YOUNGSTOWN, Ohio – By next year, the Catholic Diocese of Youngstown plans to have in place a new, comprehensive archives center dedicated to preserving cultural and church records dating back centuries.
“This facility has been needed and has actually been discussed for generations,” said Joan Lawson, chancellor and archivist for the diocese. “It’s finally coming to fruition now.”
Church officers, guests and elected officials attended a groundbreaking ceremony Monday morning to celebrate the start of construction on the project. The All Saints Diocesan Archives Center will be a 4,900-square-foot repository built next to the former Saints Cyril and Methodius Church, 252 E. Wood St.
The church, constructed in 1900, will be preserved and repurposed as a public programming and exhibit space, Lawson said.
“It is absolutely church law that bishops maintain orderly control of church records,” Lawson said. “We have been in existence as a diocese since 1943, but our parishes have existed since 1817.”
Previously, parish records were scattered and stored in various locations – some in basements with poor conditions, Lawson said. The new site will have modern temperature and humidity controls, proper lighting controls and digital records to preserve materials collected from bishops and all the parishes within the diocese. At its height, the diocese included 116 parishes. The new facility will also include a research and public reading room.
Other collections include donations from individuals, families and organizations – such as church artifacts or photographs that could be placed on display, Lawson added. “It’s a wide range that’s represented,” she said.
Sacramental materials, such as baptismal records, for example, would stay with their home parish, Lawson said. However, the new archives center would maintain custody of records from those parishes that have closed.
Mayor Jamael Tito Brown thanked the diocese for selecting a site near the central business district for the new project, but also “investing in that process to continue to make that connection for family and the community.”
The Youngstown Diocese encompasses six counties across northeastern Ohio: Mahoning, Trumbull, Columbiana, Stark, Portage and Ashtabula.
“This is the beginning of a realization of a dream,” said Bishop David J. Bonnar. “When I came to Youngstown nearly five years ago, there was no archival office. The archives were here and there. There was no intentional effort to organize or to preserve.”
Bonnar said over the past three years, the diocese has assembled a staff, developed new archival policies and put in place a vision for the archives center. “I feel good about our future,” he said.

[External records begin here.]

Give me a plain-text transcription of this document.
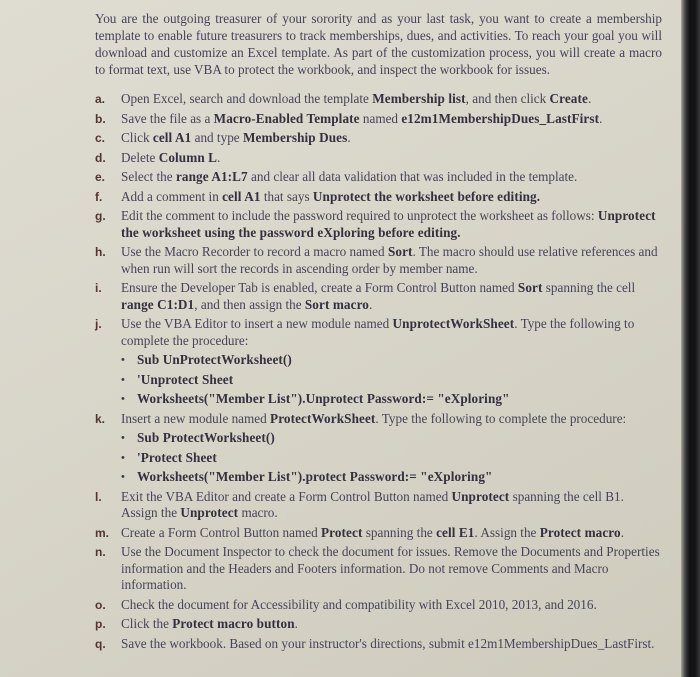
You are the outgoing treasurer of your sorority and as your last task, you want to create a membership template to enable future treasurers to track memberships, dues, and activities. To reach your goal you will download and customize an Excel template. As part of the customization process, you will create a macro to format text, use VBA to protect the workbook, and inspect the workbook for issues.

a.	Open Excel, search and download the template Membership list, and then click Create.
b.	Save the file as a Macro-Enabled Template named e12m1MembershipDues_LastFirst.
c.	Click cell A1 and type Membership Dues.
d.	Delete Column L.
e.	Select the range A1:L7 and clear all data validation that was included in the template.
f.	Add a comment in cell A1 that says Unprotect the worksheet before editing.
g.	Edit the comment to include the password required to unprotect the worksheet as follows: Unprotect the worksheet using the password eXploring before editing.
h.	Use the Macro Recorder to record a macro named Sort. The macro should use relative references and when run will sort the records in ascending order by member name.
i.	Ensure the Developer Tab is enabled, create a Form Control Button named Sort spanning the cell range C1:D1, and then assign the Sort macro.
j.	Use the VBA Editor to insert a new module named UnprotectWorkSheet. Type the following to complete the procedure:
• Sub UnProtectWorksheet()
• 'Unprotect Sheet
• Worksheets("Member List").Unprotect Password:= "eXploring"
k.	Insert a new module named ProtectWorkSheet. Type the following to complete the procedure:
• Sub ProtectWorksheet()
• 'Protect Sheet
• Worksheets("Member List").protect Password:= "eXploring"
l.	Exit the VBA Editor and create a Form Control Button named Unprotect spanning the cell B1. Assign the Unprotect macro.
m. Create a Form Control Button named Protect spanning the cell E1. Assign the Protect macro.
n.	Use the Document Inspector to check the document for issues. Remove the Documents and Properties information and the Headers and Footers information. Do not remove Comments and Macro information.
o.	Check the document for Accessibility and compatibility with Excel 2010, 2013, and 2016.
p.	Click the Protect macro button.
q.	Save the workbook. Based on your instructor's directions, submit e12m1MembershipDues_LastFirst.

Bill Lawson, executive director of the Mahoning Valley Historical Society, said Catholicism has been a part of the community since it was founded. Daniel Shehy, among the first white settlers to the area, was an Irish Catholic.
“The church itself gained footholds in Columbiana and Stark counties 208 years ago,” he said, and then grew as waves of immigrants arrived in the region from Europe and the eastern Mediterranean.
Thus, the new archives center preserves not just the Catholic church’s religious heritage but also its importance to the region’s cultural and social history, he added. “The parishes that were founded to minister to these people and their descendants were social and cultural – as well as religious – centers for the faith communities that grew up in them.”
During the second half of the 20th century and into the 21st century, immigrants displaced from Europe and the Middle East, and those from Latin America, expanded the ministry of the church, he said.
The new center is especially critical today, MVHS’ Lawson said, as the Catholic population declines and local parishes are consolidated. “It will preserve not only the history of the church as an organization, but also the individuals, families, social activities, schools, religious orders and cultural traditions that define each parish community.”
Pictured at top: From left are Bill Lawson, executive director of the Mahoning Valley Historical Society; Joan Lawson, chancellor and archivist for the Catholic Diocese of Youngstown; and Bishop David J. Bonnar.